Ecology and Economic Development

Cover of the booklet “A Change of Climate is Necessary”, produced by ZSP Warsaw. Copiest are available to Polish-speaking comrades. Write to:

In December the conference UN Climate Change Conference COP14 took place in Poland. Some members of ZSP took part in a demonstration and gave out leaflets explaining why we believe that the whole socio-economic system must be changed. The event provided an opportunity to explore some issues. There were critical texts published which unfortunately did not result in the intended debate in the ecological or labour movements, but rather in the different fractions of the anarchist movement.
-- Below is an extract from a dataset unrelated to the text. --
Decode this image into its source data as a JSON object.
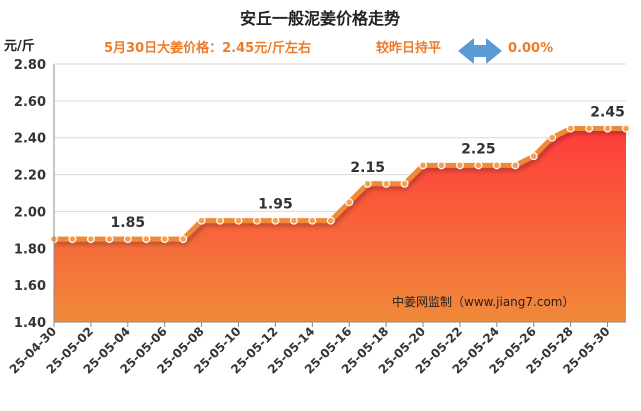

The former movements decided to ignore the arguments made and some declined requests for debate, which is one way to treat a challenge – to pretend it is not worth answering.

Among the issues brought up were the interconnections between capitalism, state capitalism and viewing the planet and people as instruments for creating wealth and whether or not change could be made by lobbying the existing system or by supporting the electoral ambitions of the Green Party.

It is important to note that some labour unions and part of the left are lobbying against limits on CO2 production since they feel this will hurt the economic potential of heavy industry in Poland. In particular, they are heavily defending the coal industry and thus are totally against Greenpeace’s anti-coal campaign.

The “coal miner” issue inspired an interesting debate amongst anarchists. In the course of the debate I had occasion to refer to many classical ideas of anarchism which have either been forgotten by the movement or never made their way into the discussion in modern times. (For example, some basic works of anarchism which may provide interesting approaches to the issues have never been published in Polish.) We were all reminded of the fact that the anarchist movement has long proposed creating safe workplaces and limiting work which is hazardous or which negatively impacts on ecology and health to what is necessary. With different social and economic values, society can work together to explore safer technologies, more environmental solutions and to find ways of dividing the impact of dirty work in a more equitable manner. We mustn’t lose sight of this positive vision which we can offer or be afraid to offer a more complex view on the matter, which happens if we allow ourselves to get bogged down in a black and white debate. Some have been trying to reduce the issue as one of protecting jobs and suggest that people must oppose a reduction in coal use for this reason. But even reformist, single issue Greenpeace has acknowledged in reports, analyses and recommendations that there is a social cost in terms of coal miners jobs and they have tried to argue that since we bear many other costs as a society to deal with the impact of global warming, and since jobs are also lost as an effect of global warming we are better off investing in cleaner energy alternatives and creating jobs in those sectors. The anarchist movement must not duck this issue. We have something to propose which is much richer than the simplistic “defend coal to save miners’ job” approach.